Les réactions suscitées par les caricatures concernant le Prophète de l’islam dans les mondes de l’islam comme celles qu’elles ont provoquées dans le reste du monde, plus particulièrement dans les pays occidentaux, témoignent de l’ampleur des amalgames, des incompréhensions et des malentendus qui alimentent les tensions et les haines des deux côtés. Que le message véhiculé par quelques unes des caricatures en question soit xénophobe, il n’y a aucun doute. Qu’il contribue à entretenir la confusion entre islam et terrorisme, c’est évident. Qu’il soit « caricatural », comment peut-il ne pas l’être puisqu’il s’agit précisément de caricatures ? Que des musulmans et des antiracistes soient choqués et indignés par ce genre de messages et le condamnent, c’est légitime et normal. Mais que ce soit un prétexte à un tel déchaînement de délires fanatiques, liberticides et aussi xénophobes que ce qui est dénoncé dans les caricatures incriminées, c’est non seulement inadmissible, c’est grave et dramatique à la fois. En effet, ces réactions se situent sur le même terrain de la xénophobie et de la vision caricaturale de l’AUTRE - avec l’art en moins - qui a inspiré les images qu’elles veulent dénoncer. Ce faisant, elles ne font qu’apporter l’eau au moulin des préjugés qui assimilent islam, fanatisme, et terrorisme. Les plus xénophobes s’en frottent les mains en y voyant la preuve de ce qu’ils ont toujours dit de l’islam et des musulmans. Certains, parmi les mieux disposés à l’égard des musulmans, croient leur trouver une excuse en prétendant que « l’islam interdit la représentation du Prophète » ! Où ont-ils trouvé les fondements d’un tel interdit ? Si ce qu’ils disent est vrai, comment se fait-il qu’on puisse admirer dans des musées d’art musulman, y compris dans des pays musulmans, des miniatures musulmanes représentant le Prophète de l’islam avec d’autres prophètes ou avec ses proches et ses compagnons ? S’agit-il d’un interdit de l’islam ou de théologiens rigoristes, comme on en trouve dans différentes religions, qui s’autorisent à interdire non seulement la représentation du Prophète mais aussi toute représentation humaine ?
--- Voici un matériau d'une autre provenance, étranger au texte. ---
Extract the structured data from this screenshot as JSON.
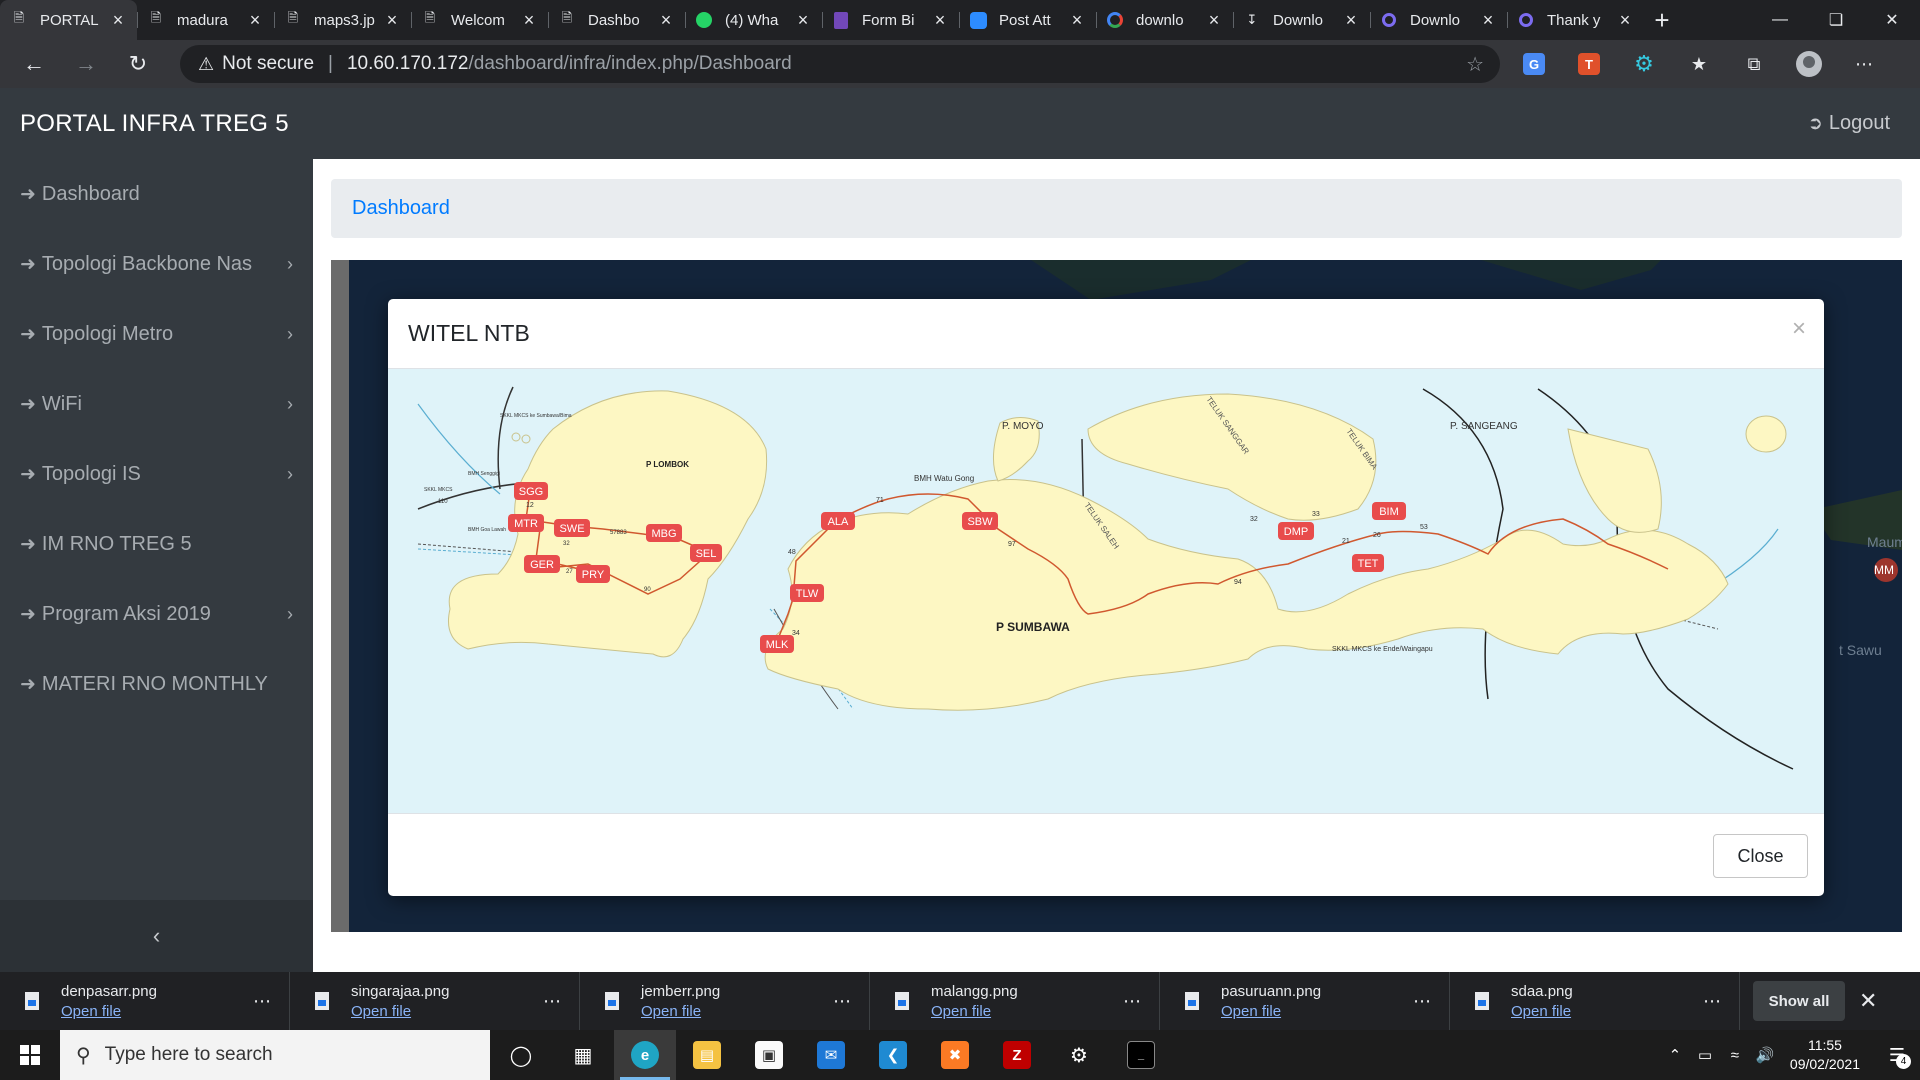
{
  "browser": {
    "tabs": [
      {
        "title": "PORTAL",
        "icon": "page-icon",
        "active": true
      },
      {
        "title": "madura",
        "icon": "page-icon"
      },
      {
        "title": "maps3.jp",
        "icon": "page-icon"
      },
      {
        "title": "Welcom",
        "icon": "page-icon"
      },
      {
        "title": "Dashbo",
        "icon": "page-icon"
      },
      {
        "title": "(4) Wha",
        "icon": "whatsapp-icon"
      },
      {
        "title": "Form Bi",
        "icon": "forms-icon"
      },
      {
        "title": "Post Att",
        "icon": "zoom-icon"
      },
      {
        "title": "downlo",
        "icon": "google-icon"
      },
      {
        "title": "Downlo",
        "icon": "download-icon"
      },
      {
        "title": "Downlo",
        "icon": "app-icon"
      },
      {
        "title": "Thank y",
        "icon": "app-icon"
      }
    ],
    "security_label": "Not secure",
    "url_host": "10.60.170.172",
    "url_path": "/dashboard/infra/index.php/Dashboard"
  },
  "app": {
    "brand": "PORTAL INFRA TREG 5",
    "logout_label": "Logout"
  },
  "sidebar": {
    "items": [
      {
        "label": "Dashboard",
        "has_submenu": false
      },
      {
        "label": "Topologi Backbone Nas",
        "has_submenu": true
      },
      {
        "label": "Topologi Metro",
        "has_submenu": true
      },
      {
        "label": "WiFi",
        "has_submenu": true
      },
      {
        "label": "Topologi IS",
        "has_submenu": true
      },
      {
        "label": "IM RNO TREG 5",
        "has_submenu": false
      },
      {
        "label": "Program Aksi 2019",
        "has_submenu": true
      },
      {
        "label": "MATERI RNO MONTHLY",
        "has_submenu": false
      }
    ]
  },
  "breadcrumb": {
    "label": "Dashboard"
  },
  "background_map": {
    "labels": [
      "Maum",
      "MM",
      "t Sawu"
    ]
  },
  "modal": {
    "title": "WITEL NTB",
    "close_label": "Close",
    "map": {
      "islands": {
        "lombok": "P LOMBOK",
        "sumbawa": "P SUMBAWA",
        "moyo": "P. MOYO",
        "sangeang": "P. SANGEANG"
      },
      "waters": [
        "TELUK SANGGAR",
        "TELUK BIMA",
        "TELUK SALEH"
      ],
      "cable_labels": [
        "SKKL MKCS ke Sumbawa/Bima",
        "BMH Senggigi",
        "SKKL MKCS",
        "BMH Goa Lawah",
        "BMH Watu Gong",
        "SKKL MKCS ke Ende/Waingapu"
      ],
      "nodes": [
        "SGG",
        "MTR",
        "SWE",
        "MBG",
        "SEL",
        "GER",
        "PRY",
        "ALA",
        "SBW",
        "TLW",
        "MLK",
        "DMP",
        "BIM",
        "TET"
      ],
      "link_numbers": [
        "12",
        "110",
        "57883",
        "32",
        "27",
        "90",
        "71",
        "48",
        "34",
        "97",
        "94",
        "32",
        "33",
        "21",
        "26",
        "53"
      ]
    }
  },
  "downloads": {
    "items": [
      {
        "name": "denpasarr.png",
        "action": "Open file"
      },
      {
        "name": "singarajaa.png",
        "action": "Open file"
      },
      {
        "name": "jemberr.png",
        "action": "Open file"
      },
      {
        "name": "malangg.png",
        "action": "Open file"
      },
      {
        "name": "pasuruann.png",
        "action": "Open file"
      },
      {
        "name": "sdaa.png",
        "action": "Open file"
      }
    ],
    "show_all_label": "Show all"
  },
  "taskbar": {
    "search_placeholder": "Type here to search",
    "time": "11:55",
    "date": "09/02/2021",
    "notification_count": "4"
  },
  "colors": {
    "sidebar_bg": "#343a40",
    "link_blue": "#007bff",
    "node_red": "#e84c4c",
    "island_fill": "#fdf7c3",
    "sea": "#dff3f9"
  }
}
Ce ne sont pas les images d’hystérie collective, par lesquelles des musulmans ont réagi aux caricatures publiées dans un journal danois, qui vont faire reculer les préjugés sur l’islam et le monde musulman ! Au lieu d’envier aux pays européens les droits dont ils jouissent et qui leur manquent tant, ces musulmans se laissent manipuler par leurs gouvernants qui, tout en les opprimant et les privant de leurs droits fondamentaux dont en premier la liberté d’expression, les laissent se défouler contre les pays occidentaux pour demander aux Etats européens de se mettre à leur école et limiter la liberté de la presse ! Les victimes des dictatures revendiquent pour les peuples jouissant de la liberté d’expression le même régime que leur imposent leurs oppresseurs ! Les musulmans qui se laissent ainsi manipuler savent-ils vraiment ce qu’ils demandent et pour le compte de qui ? Au lendemain de la victoire de Hamas aux élections palestiniennes, et au moment où les pressions de l’intérieur et de l’extérieur se font sentir pour que les régimes en place acceptent un minimum de réformes démocratiques, ceux qui participent à ces manifestations savent-ils qu’il sont encore une fois victimes de la surenchère entre l’islam politique fanatique, les dictatures aux abois et les « modernistes » timorés qui se disputent le credo de l’islam sur le dos de leur quête de dignité et de liberté ? Sinon, comment expliquer l’intervention de ces réactions en ce moment, quatre mois après la publication des caricatures qui ont suscité tant de haine ?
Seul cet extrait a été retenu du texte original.